An example is this article from the Globe & Mail in Canada. While the focus is on lawsuits brought by the former Nortel Networks CEO and CFO, who are seeking coverage for defense from civil enforcement actions, there is also mention of lower-level officers who are struggling against mounting legal bills.
Consider former Nortel assistant controller MaryAnne Poland, who had her defense cost coverage terminated 10 months after leaving Nortel in 2005:
According to a motion filed by Ms. Poland in a New York district court earlier this month, Nortel was allegedly urged by its U.S. adviser to cut off legal payments to its ousted officials as a gesture of co-operation with the Washington-based staff of the SEC. Weeks after Ms. Poland dismissed her lawyer, her motion says, she and her three children and husband were detained by U.S. customs officials for an hour and a half before boarding a flight for a Florida holiday.

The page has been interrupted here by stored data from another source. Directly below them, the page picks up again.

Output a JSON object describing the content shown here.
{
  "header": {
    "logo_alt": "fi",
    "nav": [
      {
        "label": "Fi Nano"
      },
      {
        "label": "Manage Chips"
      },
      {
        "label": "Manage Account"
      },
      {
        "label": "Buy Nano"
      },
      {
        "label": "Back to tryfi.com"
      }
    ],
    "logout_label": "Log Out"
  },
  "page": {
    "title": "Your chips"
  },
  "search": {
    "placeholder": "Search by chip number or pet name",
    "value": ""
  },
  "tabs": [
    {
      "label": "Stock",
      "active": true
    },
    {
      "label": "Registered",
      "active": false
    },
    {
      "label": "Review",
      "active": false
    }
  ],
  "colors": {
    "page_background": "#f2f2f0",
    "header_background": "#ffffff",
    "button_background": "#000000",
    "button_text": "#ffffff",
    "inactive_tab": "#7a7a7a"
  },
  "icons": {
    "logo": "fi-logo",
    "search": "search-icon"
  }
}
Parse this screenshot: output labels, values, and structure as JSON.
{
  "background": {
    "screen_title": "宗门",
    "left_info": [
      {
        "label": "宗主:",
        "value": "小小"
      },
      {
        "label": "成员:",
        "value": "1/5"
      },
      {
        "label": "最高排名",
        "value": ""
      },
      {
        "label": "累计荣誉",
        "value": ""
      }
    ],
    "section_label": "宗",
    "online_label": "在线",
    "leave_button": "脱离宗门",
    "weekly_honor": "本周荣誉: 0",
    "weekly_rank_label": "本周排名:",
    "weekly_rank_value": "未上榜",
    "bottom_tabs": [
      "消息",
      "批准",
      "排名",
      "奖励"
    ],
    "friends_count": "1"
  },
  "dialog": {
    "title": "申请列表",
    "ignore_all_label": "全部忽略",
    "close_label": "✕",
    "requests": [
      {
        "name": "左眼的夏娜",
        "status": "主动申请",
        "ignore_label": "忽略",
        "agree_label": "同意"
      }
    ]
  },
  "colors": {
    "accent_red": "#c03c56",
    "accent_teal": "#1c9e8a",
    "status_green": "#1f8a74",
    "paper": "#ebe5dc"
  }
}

More officers are going to read these stories closely and start asking questions. While nearly all company bylaws require the purchase of D&O insurance to cover officers and directors against defined legal costs and liability, the reality of growing pressure from regulators pursuing enforcement actions makes it expedient for the “new regime” at the company to turn off the faucet before a determination of liability outside the scope of coverage.
One result? Individual D&O policies, according to Barry Reiter, a partner with Bennett Jones LLP:
As a result of the uncertainty, a growing number of executives are demanding individual D&O insurance contracts with their employers. Mr. Reiter estimates that today about 50 per cent of public company officials are protected by individual contracts.
A prudent practice for the public-company GC would involve seeking counsel on D&O coverage issues from experts other than the policy broker. They are sometimes known for explaining coverage broadly before policy inception or renewal.
But when the government knocks on the door, the same broker is not always so good about returning calls.